Prison time added for man who spent 27 years as a fugitive

Dennis Selby, center, with (from left) mother Stephanie, father Gary, and wife Jodie, outside a ...

CARSON CITY — After six minutes in court Monday, Samuel Gallardo returned to state prison facing at least three more years on his sentence but knowing that the family of the man whose death he caused had forgiven him.

“I told his defenders, let him know that we forgive him,” the victim’s brother said after the hearing.

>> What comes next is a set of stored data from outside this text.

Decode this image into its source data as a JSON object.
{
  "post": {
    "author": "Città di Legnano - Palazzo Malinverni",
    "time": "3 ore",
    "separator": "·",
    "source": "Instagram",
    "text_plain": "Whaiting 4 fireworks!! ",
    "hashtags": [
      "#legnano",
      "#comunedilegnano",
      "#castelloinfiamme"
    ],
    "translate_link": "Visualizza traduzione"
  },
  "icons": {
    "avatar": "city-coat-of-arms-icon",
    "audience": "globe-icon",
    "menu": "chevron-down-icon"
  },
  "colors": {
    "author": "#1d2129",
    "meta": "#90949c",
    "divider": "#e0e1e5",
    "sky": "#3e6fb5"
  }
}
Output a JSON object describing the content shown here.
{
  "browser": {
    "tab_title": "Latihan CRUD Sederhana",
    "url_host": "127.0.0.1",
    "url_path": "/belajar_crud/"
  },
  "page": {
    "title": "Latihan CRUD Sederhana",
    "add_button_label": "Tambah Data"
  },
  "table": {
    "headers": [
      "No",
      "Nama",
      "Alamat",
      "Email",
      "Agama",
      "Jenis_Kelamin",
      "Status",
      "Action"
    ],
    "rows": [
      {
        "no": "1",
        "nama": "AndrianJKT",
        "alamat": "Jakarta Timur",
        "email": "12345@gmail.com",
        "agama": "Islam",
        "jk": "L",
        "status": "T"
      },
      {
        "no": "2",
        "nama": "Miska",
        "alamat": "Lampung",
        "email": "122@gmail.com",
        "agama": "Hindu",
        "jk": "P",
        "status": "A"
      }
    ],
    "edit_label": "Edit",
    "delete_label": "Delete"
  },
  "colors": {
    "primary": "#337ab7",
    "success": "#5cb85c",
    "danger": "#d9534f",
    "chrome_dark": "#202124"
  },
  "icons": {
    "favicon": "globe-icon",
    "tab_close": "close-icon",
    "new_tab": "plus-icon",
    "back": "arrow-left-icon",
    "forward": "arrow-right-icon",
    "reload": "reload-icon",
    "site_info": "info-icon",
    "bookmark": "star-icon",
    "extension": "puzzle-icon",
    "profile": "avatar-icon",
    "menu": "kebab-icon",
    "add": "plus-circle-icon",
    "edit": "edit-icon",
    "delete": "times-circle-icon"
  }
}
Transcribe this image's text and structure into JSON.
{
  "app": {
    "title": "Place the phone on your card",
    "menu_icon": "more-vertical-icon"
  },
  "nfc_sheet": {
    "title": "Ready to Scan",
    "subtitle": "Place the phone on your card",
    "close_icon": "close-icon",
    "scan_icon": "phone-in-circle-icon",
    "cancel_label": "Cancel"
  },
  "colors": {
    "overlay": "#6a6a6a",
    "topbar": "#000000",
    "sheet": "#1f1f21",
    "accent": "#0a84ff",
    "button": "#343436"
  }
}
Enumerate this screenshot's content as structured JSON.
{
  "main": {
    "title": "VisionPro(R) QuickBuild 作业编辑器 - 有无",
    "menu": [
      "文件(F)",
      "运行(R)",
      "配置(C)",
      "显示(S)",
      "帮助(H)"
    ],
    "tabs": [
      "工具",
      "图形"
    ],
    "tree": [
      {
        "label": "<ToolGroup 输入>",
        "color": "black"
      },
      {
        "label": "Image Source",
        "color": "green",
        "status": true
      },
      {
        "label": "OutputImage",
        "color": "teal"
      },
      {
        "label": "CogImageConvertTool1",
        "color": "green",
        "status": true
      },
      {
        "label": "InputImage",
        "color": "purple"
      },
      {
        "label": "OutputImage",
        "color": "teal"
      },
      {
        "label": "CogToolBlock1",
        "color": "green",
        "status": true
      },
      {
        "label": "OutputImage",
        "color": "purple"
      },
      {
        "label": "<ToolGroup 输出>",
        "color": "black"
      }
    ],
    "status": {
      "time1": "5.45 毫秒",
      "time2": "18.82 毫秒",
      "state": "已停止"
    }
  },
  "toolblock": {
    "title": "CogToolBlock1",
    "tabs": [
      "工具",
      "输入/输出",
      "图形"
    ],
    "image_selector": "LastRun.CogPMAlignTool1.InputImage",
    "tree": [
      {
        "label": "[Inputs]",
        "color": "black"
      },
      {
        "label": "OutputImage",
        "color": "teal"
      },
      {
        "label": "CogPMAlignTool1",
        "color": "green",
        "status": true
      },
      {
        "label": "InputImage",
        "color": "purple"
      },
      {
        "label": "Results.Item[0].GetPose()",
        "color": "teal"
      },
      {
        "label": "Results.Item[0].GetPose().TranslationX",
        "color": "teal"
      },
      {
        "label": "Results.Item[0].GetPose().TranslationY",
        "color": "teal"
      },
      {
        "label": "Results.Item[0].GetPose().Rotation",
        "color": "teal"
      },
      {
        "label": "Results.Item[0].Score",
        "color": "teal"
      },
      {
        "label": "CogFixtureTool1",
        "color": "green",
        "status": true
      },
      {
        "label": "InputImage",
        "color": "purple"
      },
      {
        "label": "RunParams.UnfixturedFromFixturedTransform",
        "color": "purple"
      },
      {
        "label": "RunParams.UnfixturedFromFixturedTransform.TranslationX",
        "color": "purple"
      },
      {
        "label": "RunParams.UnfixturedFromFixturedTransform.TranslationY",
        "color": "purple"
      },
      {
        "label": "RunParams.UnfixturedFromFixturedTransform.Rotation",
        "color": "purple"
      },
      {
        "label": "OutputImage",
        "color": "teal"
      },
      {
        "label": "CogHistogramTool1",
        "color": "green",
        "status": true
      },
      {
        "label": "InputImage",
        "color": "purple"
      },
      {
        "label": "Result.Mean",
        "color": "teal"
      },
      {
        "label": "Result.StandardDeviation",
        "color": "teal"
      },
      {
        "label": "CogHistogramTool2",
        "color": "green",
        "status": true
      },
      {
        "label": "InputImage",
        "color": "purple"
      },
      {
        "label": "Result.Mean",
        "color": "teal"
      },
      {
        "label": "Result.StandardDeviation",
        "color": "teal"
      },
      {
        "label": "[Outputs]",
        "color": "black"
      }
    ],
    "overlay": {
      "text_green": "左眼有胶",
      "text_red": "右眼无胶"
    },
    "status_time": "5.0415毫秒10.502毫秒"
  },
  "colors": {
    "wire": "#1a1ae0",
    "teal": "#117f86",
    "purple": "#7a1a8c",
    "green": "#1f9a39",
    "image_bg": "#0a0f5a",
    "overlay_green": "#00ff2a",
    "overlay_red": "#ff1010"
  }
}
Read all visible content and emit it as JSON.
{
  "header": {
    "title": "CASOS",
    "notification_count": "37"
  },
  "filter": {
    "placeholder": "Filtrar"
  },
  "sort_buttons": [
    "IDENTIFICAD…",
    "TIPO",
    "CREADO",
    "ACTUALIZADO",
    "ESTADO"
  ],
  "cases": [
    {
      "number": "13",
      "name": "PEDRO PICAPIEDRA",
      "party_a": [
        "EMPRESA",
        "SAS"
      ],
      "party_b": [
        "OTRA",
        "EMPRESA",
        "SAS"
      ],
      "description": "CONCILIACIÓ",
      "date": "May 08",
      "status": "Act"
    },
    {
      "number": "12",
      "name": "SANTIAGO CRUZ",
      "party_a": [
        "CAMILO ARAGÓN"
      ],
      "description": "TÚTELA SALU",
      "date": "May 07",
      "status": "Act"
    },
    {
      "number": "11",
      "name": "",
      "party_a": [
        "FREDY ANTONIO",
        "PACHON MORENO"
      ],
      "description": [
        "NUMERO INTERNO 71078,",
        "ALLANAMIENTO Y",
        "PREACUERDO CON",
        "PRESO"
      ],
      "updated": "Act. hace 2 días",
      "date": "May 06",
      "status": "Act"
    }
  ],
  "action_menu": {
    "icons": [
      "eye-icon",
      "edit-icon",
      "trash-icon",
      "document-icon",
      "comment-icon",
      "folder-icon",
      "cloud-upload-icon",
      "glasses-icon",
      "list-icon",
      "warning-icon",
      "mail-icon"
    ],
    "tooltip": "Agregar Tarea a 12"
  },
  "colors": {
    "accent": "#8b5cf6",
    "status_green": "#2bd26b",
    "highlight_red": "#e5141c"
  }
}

Gallardo’s sentencing brings to a close a nearly 30-year odyssey for the family of Gary Selby Jr. Gallardo was serving a 20-year sentence for a fatal 1992 drunken driving crash that killed Selby when he walked away from a minimum security prison camp in 1994.

He spent nearly 27 years as a fugitive before he was found, with the investigative help of the victim’s family, living on the Pacific coast of Mexico. Now 52, he was returned to Nevada custody in April.

On Monday, Judge James Todd Russell added three to 7½ additional years to Gallardo’s sentence for the escape.

“I would like to apologize,” Gallardo said in court, speaking through an interpreter. “I was young and ignorant. I’m not a bad person. It’s mistakes that we make in life, and I’m here to take care of it now.”

Gary Selby Jr. was 18 when Gallardo, driving the wrong way, struck Selby’s vehicle, killing him and injuring two passengers. Gallardo walked away from the Stewart Conservation Camp north of Carson City on Feb. 24, 1994, less than a year after beginning his 20-year sentence.

Selby’s parents, Gary Sr. and Stephanie, younger brother Dennis, and Dennis’s wife, Jodie, drove from Vacaville, Calif., to be in court for Gallardo’s sentencing Monday. It was Jodie’s efforts to dig back into the case in 2015 that helped rekindle the investigation.

Outside court, Dennis reached out to Gallardo’s public defender to convey the family’s message of forgiveness.

“He’s got a family. He needs to get home,” Gary Sr. said of Gallardo. “He needs to take care of what he has to take care of and get home. Even though we miss somebody a lot, we do have a heart. If it was up to me, I’d let him go home now, because he’s got a house there, he’s got grandkids, a wife.”

“October 4 will be 29 years my son’s been gone,” Stephanie Selby said. “It’s only because of God that we could forgive him. Otherwise we could not move on. And you have to, because it’ll just eat you up.”